Aunt Etta shook her head. “He’s too young. A kraken humming is a bit like a boy’s voice breaking; it just happens when he’s ready. It’s a pity, because that’s how krakens speak to each other across distances.”
“Is there any way of teaching him to do it sooner?” asked Minette. “Could his father…?”
But Aunt Etta said, no—it would just happen when the time was right. She didn’t add that his father was worried, knowing that there was no way his child could call him once he went away.
But if he couldn’t hum, the kraken was beginning to speak. The trouble for Fabio and Minette was what he spoke. With his father he spoke Polar but other languages got mixed up with it, and when he started off in English he quickly wandered off into Norwegian or Swedish or even Finnish which the children did not understand at all.
But Fabio himself had needed to learn English not so long ago and he remembered that what he had learnt first was the name of things to eat.
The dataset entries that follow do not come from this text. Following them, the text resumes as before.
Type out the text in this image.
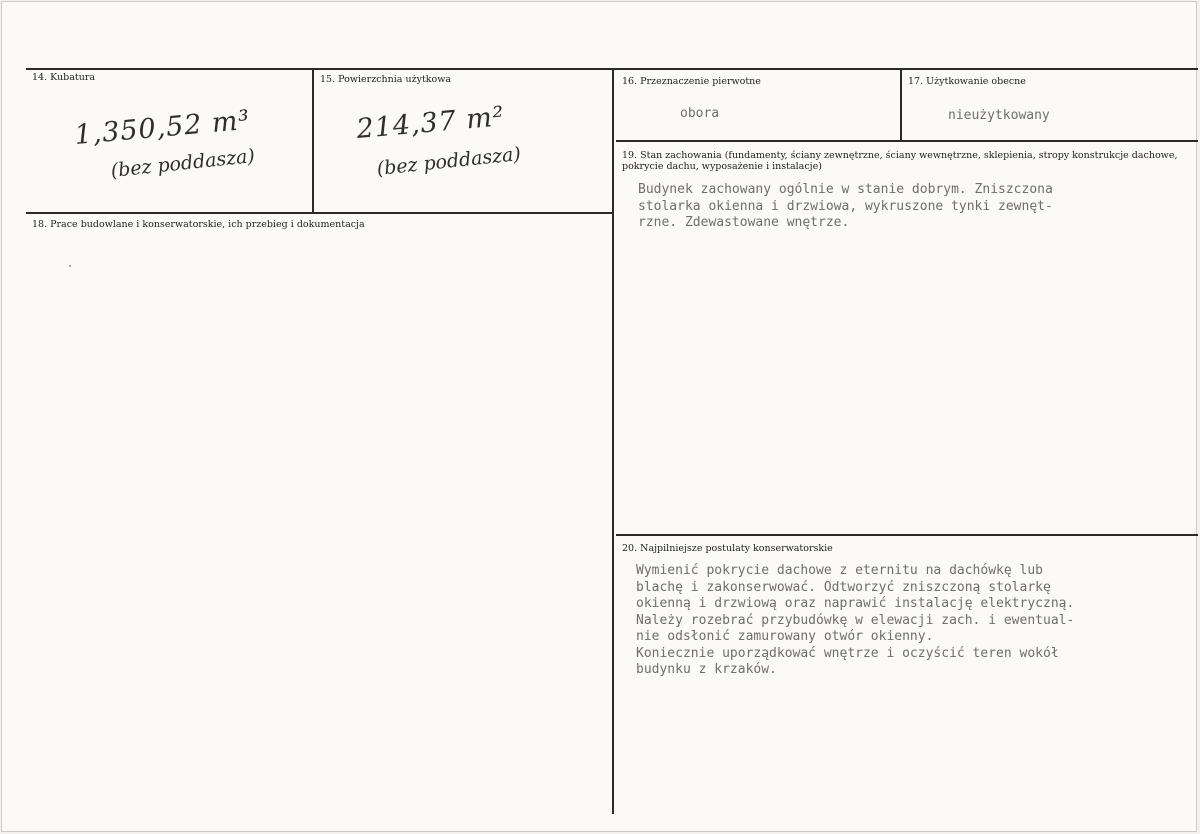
14. Kubatura
1,350,52 m³
(bez poddasza)
15. Powierzchnia użytkowa
214,37 m²
(bez poddasza)
16. Przeznaczenie pierwotne
obora
17. Użytkowanie obecne
nieużytkowany
18. Prace budowlane i konserwatorskie, ich przebieg i dokumentacja
19. Stan zachowania (fundamenty, ściany zewnętrzne, ściany wewnętrzne, sklepienia, stropy konstrukcje dachowe, pokrycie dachu, wyposażenie i instalacje)
Budynek zachowany ogólnie w stanie dobrym. Zniszczona
stolarka okienna i drzwiowa, wykruszone tynki zewnęt-
rzne. Zdewastowane wnętrze.
20. Najpilniejsze postulaty konserwatorskie
Wymienić pokrycie dachowe z eternitu na dachówkę lub
blachę i zakonserwować. Odtworzyć zniszczoną stolarkę
okienną i drzwiową oraz naprawić instalację elektryczną.
Należy rozebrać przybudówkę w elewacji zach. i ewentual-
nie odsłonić zamurowany otwór okienny.
Koniecznie uporządkować wnętrze i oczyścić teren wokół
budynku z krzaków.
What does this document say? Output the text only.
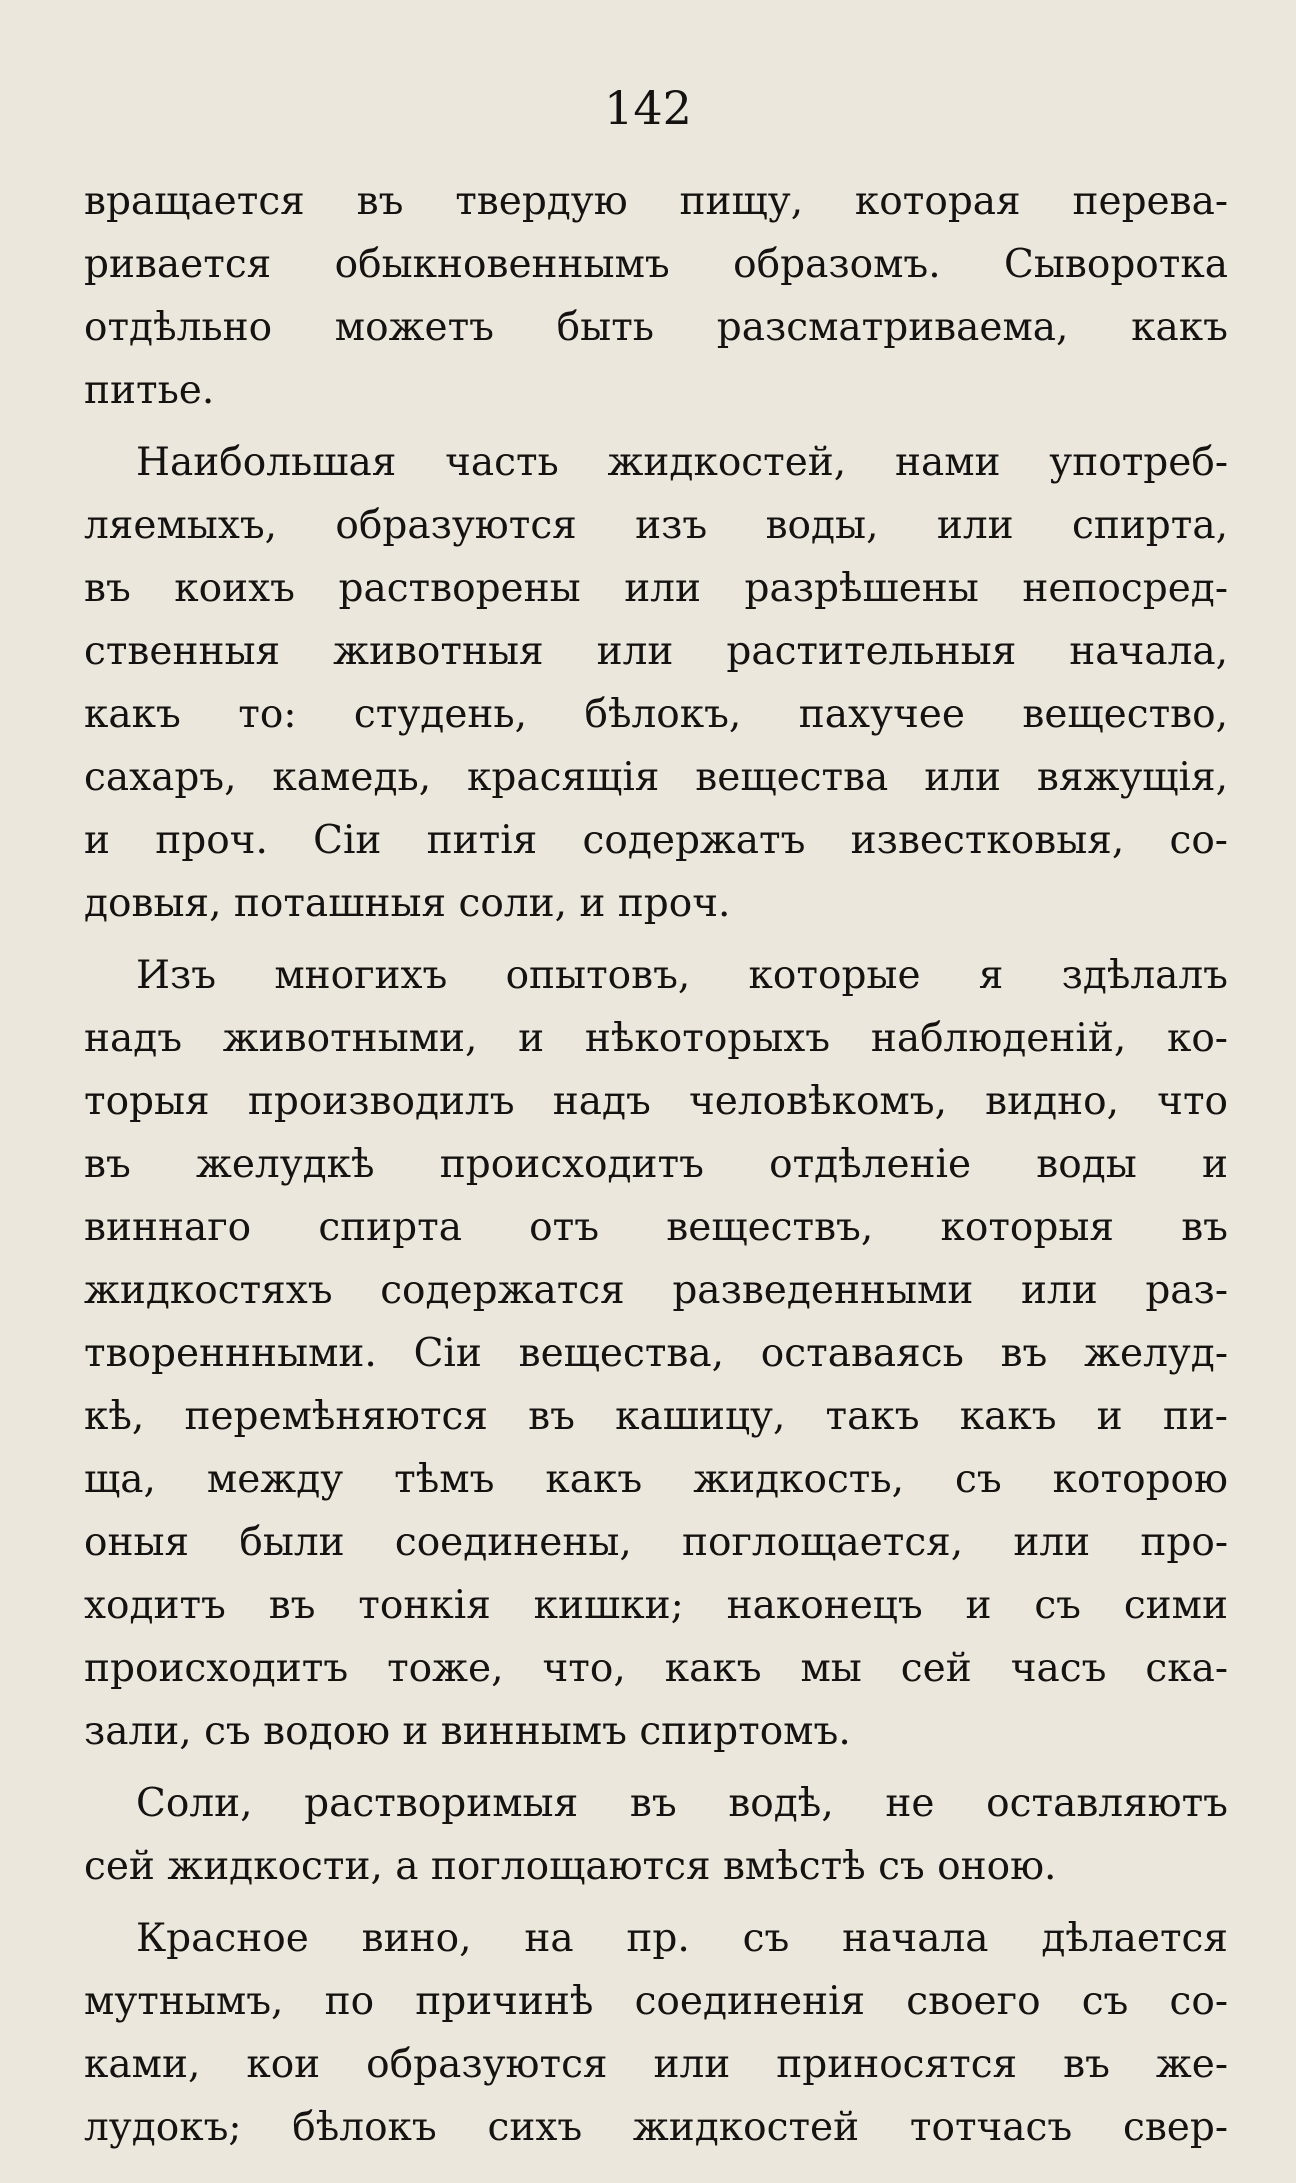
142
вращается въ твердую пищу, которая перева-
ривается обыкновеннымъ образомъ. Сыворотка
отдѣльно можетъ быть разсматриваема, какъ
питье.
Наибольшая часть жидкостей, нами употреб-
ляемыхъ, образуются изъ воды, или спирта,
въ коихъ растворены или разрѣшены непосред-
ственныя животныя или растительныя начала,
какъ то: студень, бѣлокъ, пахучее вещество,
сахаръ, камедь, красящія вещества или вяжущія,
и проч. Сіи питія содержатъ известковыя, со-
довыя, поташныя соли, и проч.
Изъ многихъ опытовъ, которые я здѣлалъ
надъ животными, и нѣкоторыхъ наблюденій, ко-
торыя производилъ надъ человѣкомъ, видно, что
въ желудкѣ происходитъ отдѣленіе воды и
виннаго спирта отъ веществъ, которыя въ
жидкостяхъ содержатся разведенными или раз-
твореннными. Сіи вещества, оставаясь въ желуд-
кѣ, перемѣняются въ кашицу, такъ какъ и пи-
ща, между тѣмъ какъ жидкость, съ которою
оныя были соединены, поглощается, или про-
ходитъ въ тонкія кишки; наконецъ и съ сими
происходитъ тоже, что, какъ мы сей часъ ска-
зали, съ водою и виннымъ спиртомъ.
Соли, растворимыя въ водѣ, не оставляютъ
сей жидкости, а поглощаются вмѣстѣ съ оною.
Красное вино, на пр. съ начала дѣлается
мутнымъ, по причинѣ соединенія своего съ со-
ками, кои образуются или приносятся въ же-
лудокъ; бѣлокъ сихъ жидкостей тотчасъ свер-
After that it was easy. For the young kraken did not just feed on the plankton in seawater like his father—he was still growing and needed solid food which he ground up with his gums rather like an old man with no teeth.
“This is a sausage,” Fabio would say, holding up one of Art’s bangers and the kraken would repeat “Soss”, or “Spag” when it was spaghetti of which he was very fond, and of course he soon learn to say “More” or “No!” which all young creatures learn to say very early.
By now he was letting the children play with him in the water, throwing a ball or pretending to hide behind a rock. He would even follow them in the dinghy—but always after a short time he went back to his father and stayed very close to his side, for the bond between those two was very, very strong. And though the great kraken was more certain with every day that passed that he had found the right place to leave his son, his heart was heavy at the thought of the parting that must soon come.